Okinawa Election Results
The results of the election on Sunday in Okinawa are as follows, according to Ryukyu Shimpo, the local newspaper. NHK also notes that the LDP-backed candidate, Nakaima, 71 years old has won.
３３５７０８ 仲井真弘多 Nakaima Hirokazu
２９７０８２ 伊波 洋一 Iha Yoichi
Both said they want Futenma, the US military base, moved out of Okinawa. Peace activists, however, doubt that Nakaima Hirokazu will follow up on this pledge. To NHK (video) he notes on Sunday night that the US military bases are not there just for the sake of Okinawa, but for the sake of the entire country.

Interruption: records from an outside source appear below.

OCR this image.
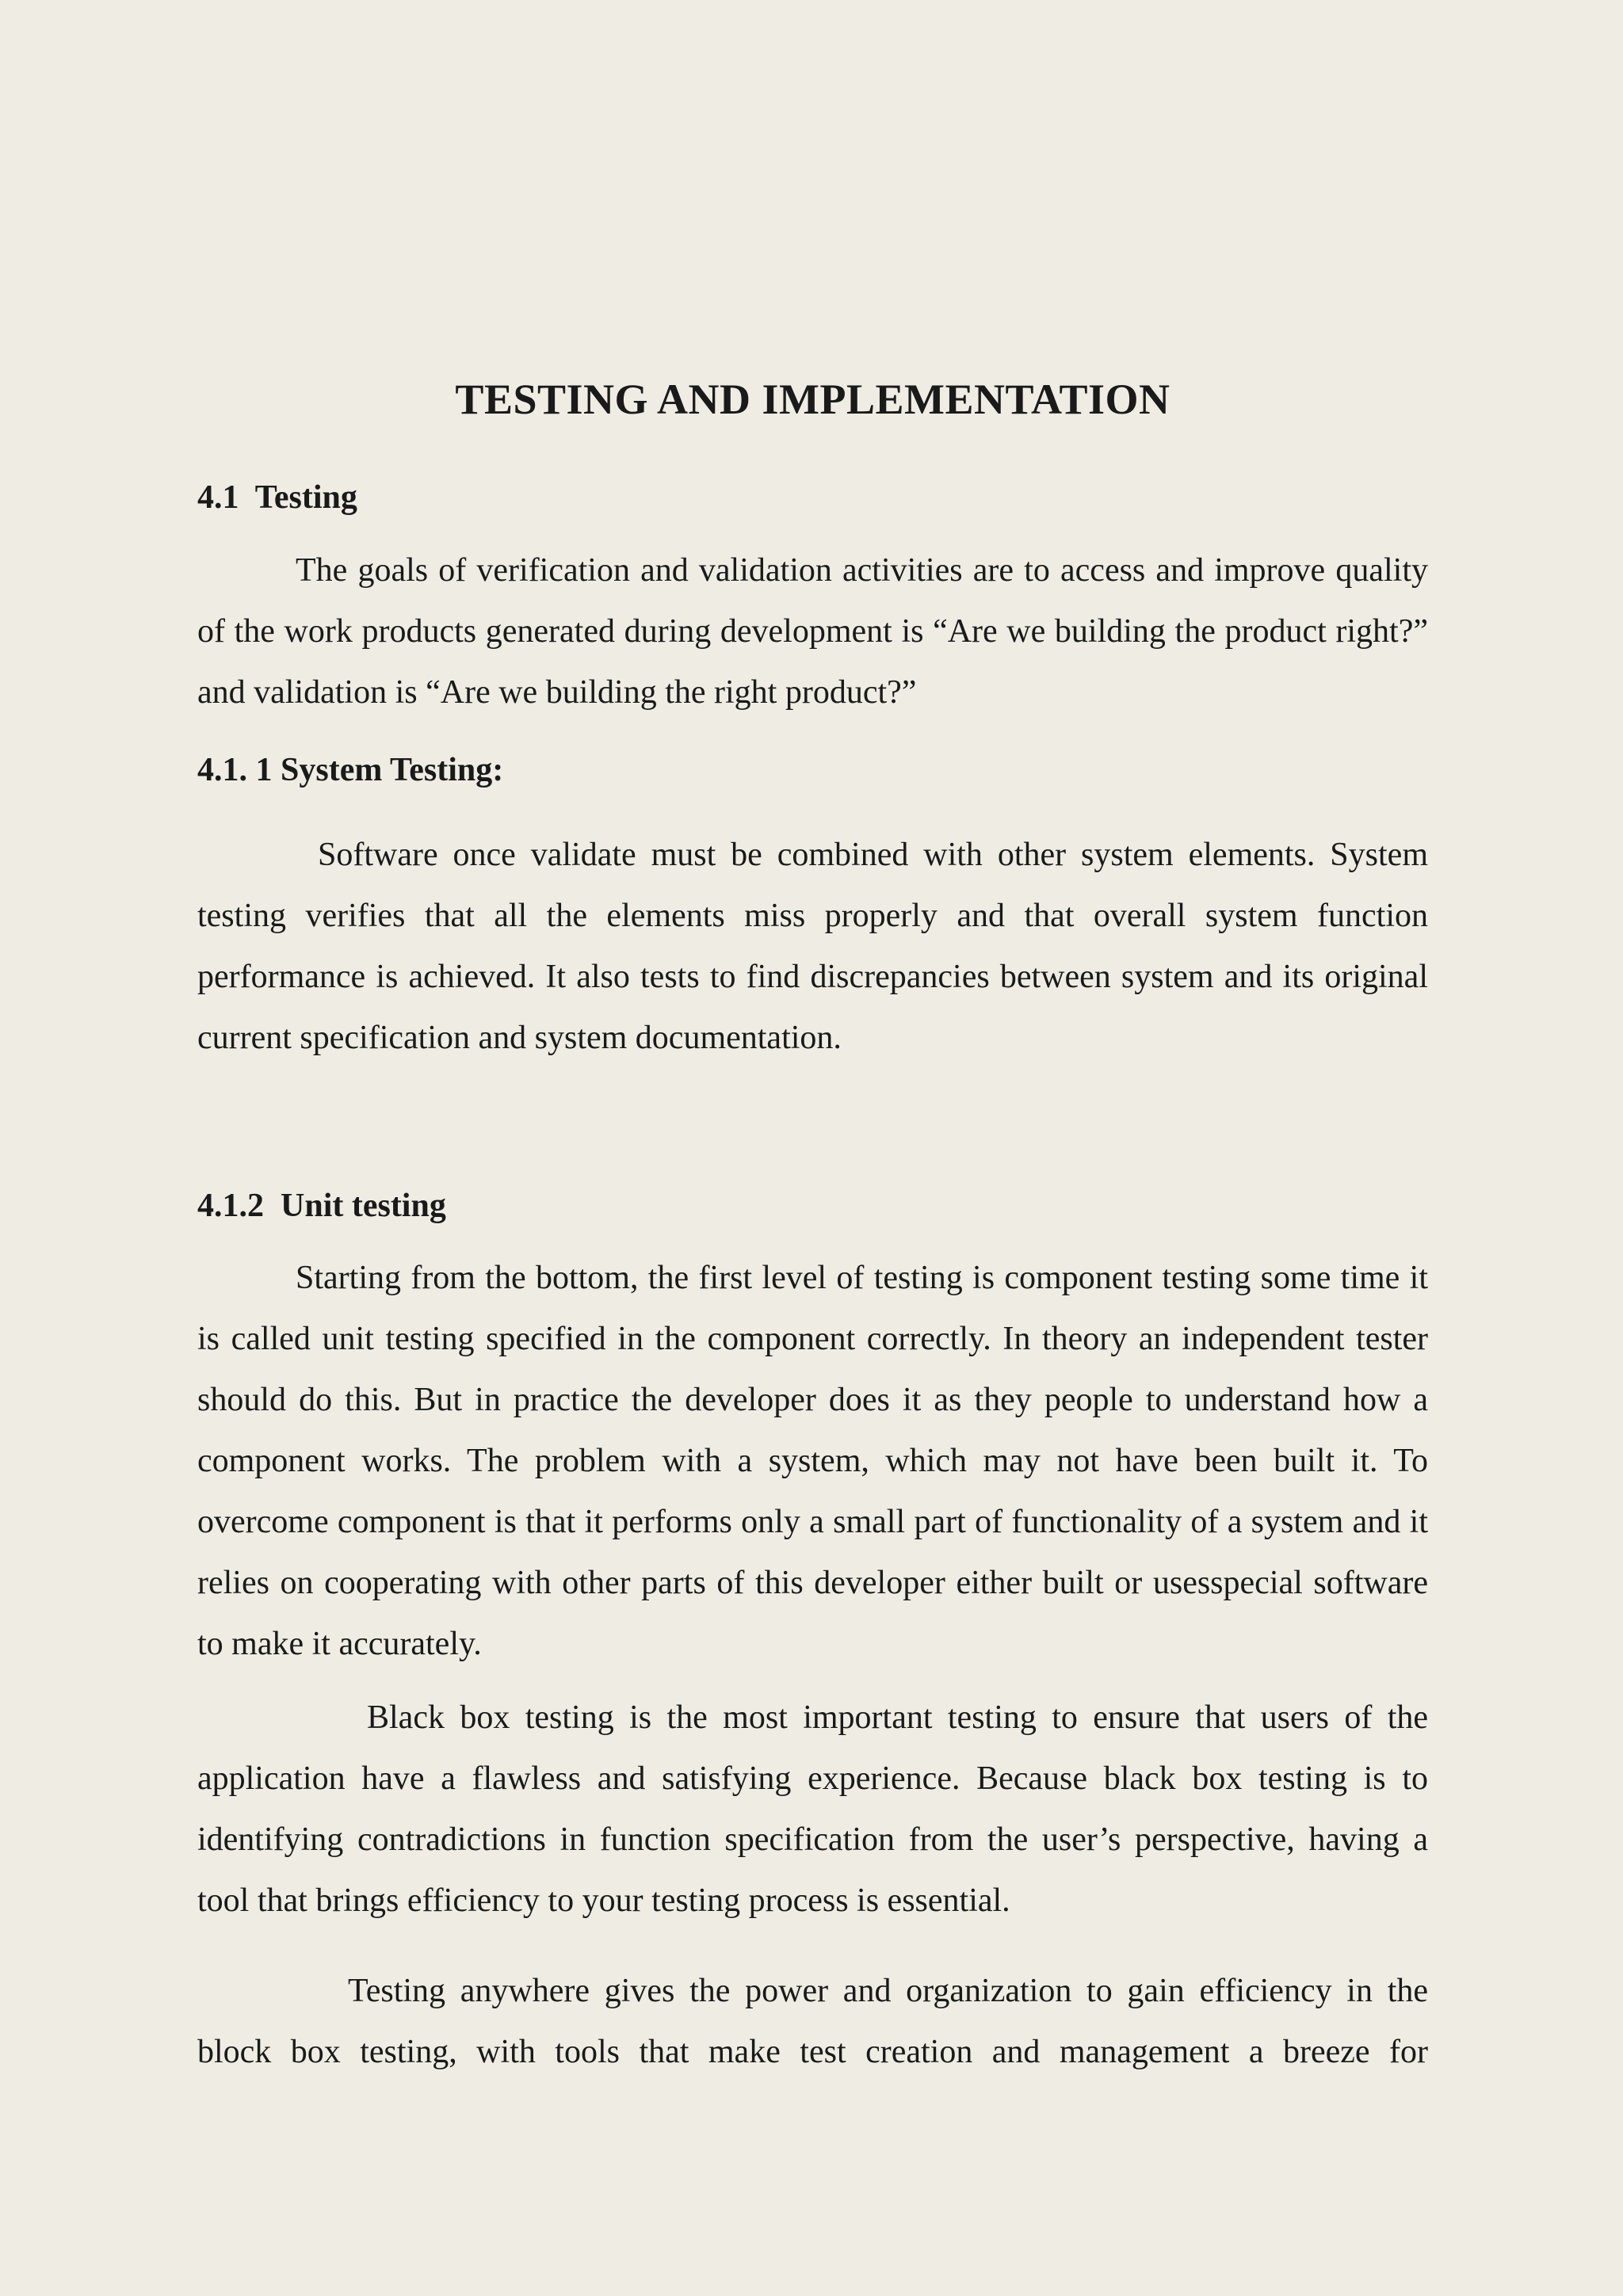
TESTING AND IMPLEMENTATION
4.1  Testing

The goals of verification and validation activities are to access and improve quality of the work products generated during development is “Are we building the product right?” and validation is “Are we building the right product?”

4.1. 1 System Testing:

Software once validate must be combined with other system elements. System testing verifies that all the elements miss properly and that overall system function performance is achieved. It also tests to find discrepancies between system and its original current specification and system documentation.

4.1.2  Unit testing

Starting from the bottom, the first level of testing is component testing some time it is called unit testing specified in the component correctly. In theory an independent tester should do this. But in practice the developer does it as they people to understand how a component works. The problem with a system, which may not have been built it. To overcome component is that it performs only a small part of functionality of a system and it relies on cooperating with other parts of this developer either built or usesspecial software to make it accurately.

Black box testing is the most important testing to ensure that users of the application have a flawless and satisfying experience. Because black box testing is to identifying contradictions in function specification from the user’s perspective, having a tool that brings efficiency to your testing process is essential.

Testing anywhere gives the power and organization to gain efficiency in the block box testing, with tools that make test creation and management a breeze for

He also says, again, that the base should be relocated outside of the prefecture of Okinawa.
While Iha Yoichi unequivocally opposes a new base in Okinawa, there has been some confusion by incumbent governor Nakaima's expression of his intent to call for relocation of MCAS Futenma "outside of Okinawa." However, throughout the campaign, he has avoided the question of whether he really opposed the government's plan to build a new base in Henoko. "It appears that Nakaima wants to gain Okinawans' support but wants to avoid confrontation with the Japanese government at the same time," the newspaper's editorial suspects. Iha, on the contrary, "will not accept any negotiation based on the current US-Japan plan and challenge the both governments to give up the plan."
Quote and translation by Peace Philosophy Centre: To stop the Henoko base plan, IHA must win. 沖縄に基地を作らせないためには伊波候補が勝たなければいけない
Read more about the peaceful protests at the Tent Village, Henoko, Okinawa on Japan Focus: Henoko, Okinawa: Inside the Sit-In
On December 25, 2009, I visited “Henoko Tent Village” in Okinawa, with Satoko Norimatsu, Director of the Peace Philosophy Centre, a peace education centre in Canada. The “village” has acted as a base for the 13-year long nonviolent anti-base movement. On the day we visited it was raining, which made Henoko beach look like it was crying. We were welcomed by Toyama Sakae, the “mayor” of Henoko Tent Village, and by other activists, including Nakazato Tomoharu, “Yasu-san,” and “Na-chan.” Mr. Toyama invited us to have a seat and proceeded to explain the history of the movement to save Henoko.
And Japanese bloggers of course are also covering this important election: Chura umi o maore (Protect our ocean) and Henokohama Tsushin (Reports from Henoko Beach) and Michisan (a blog to help you know what local Okinawan newspapers are saying) and sumichi and takae and News for the People of Japan...
Photo from rimpeace, stating without a doubt that these Okinawan people do not want US Osprey helicopters on their soil.